Si ritiene doveroso ricordare che la NASA ha speso capitali nella ricerca di propulsioni alternative, specificatamente quelle che prevedono non espulsione di massa di reazione, ricavando fino ad oggi completi fallimenti.
Pertanto ad oggi ASPS è l’unico ente in grado di detenere e riferire un know-how completo in tal senso. In via teorica, e intendiamo ripeterlo: come ipotesi del tutto teorica basata su estrapolazioni esclusivamente di carattere fisico-matematico, ma soprattutto dopo le opportune verifiche sperimentali, ciò potrebbe permettere il superamento della velocità della luce e quindi l’esplorazione in tempi del tutto accettabili per ritorni commerciali, non solo del sistema solare e non solo della nostra galassia.
Per quanto sopra ci troviamo ora in presenza della stringente, assoluta necessità di verificare e collaudare sperimentalmente la rispondenza del nuovo prototipo potenziato alla legge fisica che abbiamo ricavato per mezzo di un test effettuato in orbita geostazionaria.
Ciò è attuabile tramite il seguente programma da condividere con i finanziatori-collaboratori.

 

1)- Ricerca di uno o più partners seri ed affidabili che ci mettano in grado di effettuare questo test.
2)- Stesura di un contratto di collaborazione.
3)- Costruzione ed assemblaggio di:

  • 3 unità PNN per il controllo di assetto nel vuoto del prototipo e di una unità primaria di spinta;
  • un alimentatore elettrico a pannelli solari;
  • una sorgente elettromagnetica in frequenza tra 35 e 500 Mhz da 3 a 10 Kw;
  • apparati per comunicazioni e controllo a distanza.
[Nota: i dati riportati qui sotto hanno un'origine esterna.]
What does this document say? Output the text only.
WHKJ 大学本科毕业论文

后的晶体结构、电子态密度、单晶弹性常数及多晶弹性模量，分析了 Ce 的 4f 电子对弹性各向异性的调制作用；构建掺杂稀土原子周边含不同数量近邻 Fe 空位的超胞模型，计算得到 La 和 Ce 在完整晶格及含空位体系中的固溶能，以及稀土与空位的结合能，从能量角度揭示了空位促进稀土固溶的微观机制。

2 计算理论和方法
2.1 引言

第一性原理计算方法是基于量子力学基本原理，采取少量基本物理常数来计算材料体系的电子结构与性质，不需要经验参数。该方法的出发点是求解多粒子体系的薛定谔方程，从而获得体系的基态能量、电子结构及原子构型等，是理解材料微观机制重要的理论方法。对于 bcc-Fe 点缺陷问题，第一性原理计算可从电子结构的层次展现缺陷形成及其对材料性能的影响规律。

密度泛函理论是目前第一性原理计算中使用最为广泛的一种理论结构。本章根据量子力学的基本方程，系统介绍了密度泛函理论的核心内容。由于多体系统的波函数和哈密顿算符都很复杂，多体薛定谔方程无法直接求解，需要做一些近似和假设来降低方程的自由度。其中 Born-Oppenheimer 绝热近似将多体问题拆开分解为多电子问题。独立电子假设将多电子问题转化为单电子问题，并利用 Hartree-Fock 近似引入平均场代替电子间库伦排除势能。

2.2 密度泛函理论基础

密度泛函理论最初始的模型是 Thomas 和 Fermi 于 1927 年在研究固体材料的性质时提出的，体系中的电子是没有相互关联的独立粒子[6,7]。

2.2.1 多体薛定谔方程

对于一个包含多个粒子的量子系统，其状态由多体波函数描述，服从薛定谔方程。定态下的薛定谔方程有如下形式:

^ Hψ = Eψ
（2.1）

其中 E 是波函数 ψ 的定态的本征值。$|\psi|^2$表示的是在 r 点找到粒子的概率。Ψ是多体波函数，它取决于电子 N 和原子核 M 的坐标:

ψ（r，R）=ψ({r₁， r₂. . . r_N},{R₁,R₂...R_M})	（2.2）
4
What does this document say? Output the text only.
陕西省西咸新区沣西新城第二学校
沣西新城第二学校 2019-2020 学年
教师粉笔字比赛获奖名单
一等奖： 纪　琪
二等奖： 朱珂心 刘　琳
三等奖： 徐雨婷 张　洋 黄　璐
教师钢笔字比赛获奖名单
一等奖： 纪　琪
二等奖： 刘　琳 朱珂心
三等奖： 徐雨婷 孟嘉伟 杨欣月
4)- Esecuzione di un test sperimentale propedeutico a terra tramite un pendolo balistico sufficientemente lungo.
5)- Messa in orbita geostazionaria.
6)- Comando da terra con percorrimento di traiettorie orbitali di lunghezza variabile in accelerazione e decelerazione.
7)- Condivisione con i finanziatori dei brevetti PNN e del relativo sviluppo industriale, tenendo ben presente che costoro siano già consapevoli che con la PNN si diviene leaders del settore aerospaziale e si determina una svolta epocale difficilmente prevedibile, in quanto, sfiorando la fantascienza, si supera il limite delle attuali conoscenze scientifiche.
8)- Come richiesta basilare per una fattiva e seria collaborazione tra le parti poniamo la disponibilità presso i finanziatori di un team tecnico-scientifico perfettamente in grado di acquisire i primi concetti di know-how in modo tale da poter, esso stesso, mettere a punto un prototipo incompleto. Ciò servirà, oltre come prova delle proprie capacità, anche a mettere a punto le reciproche possibilità di collaborazione pratica da attuarsi con la costruzione del prototipo definitivo.
9)- Massimo risalto da parte dei finanziatori sui vari mezzi di informazione del progetto in corso.
10)- L’ASPS si riserva di apportare modifiche al presente programma qualora nel frattempo si verifichino eventi tali, sperimentali e/o commerciali, che le giustifichino.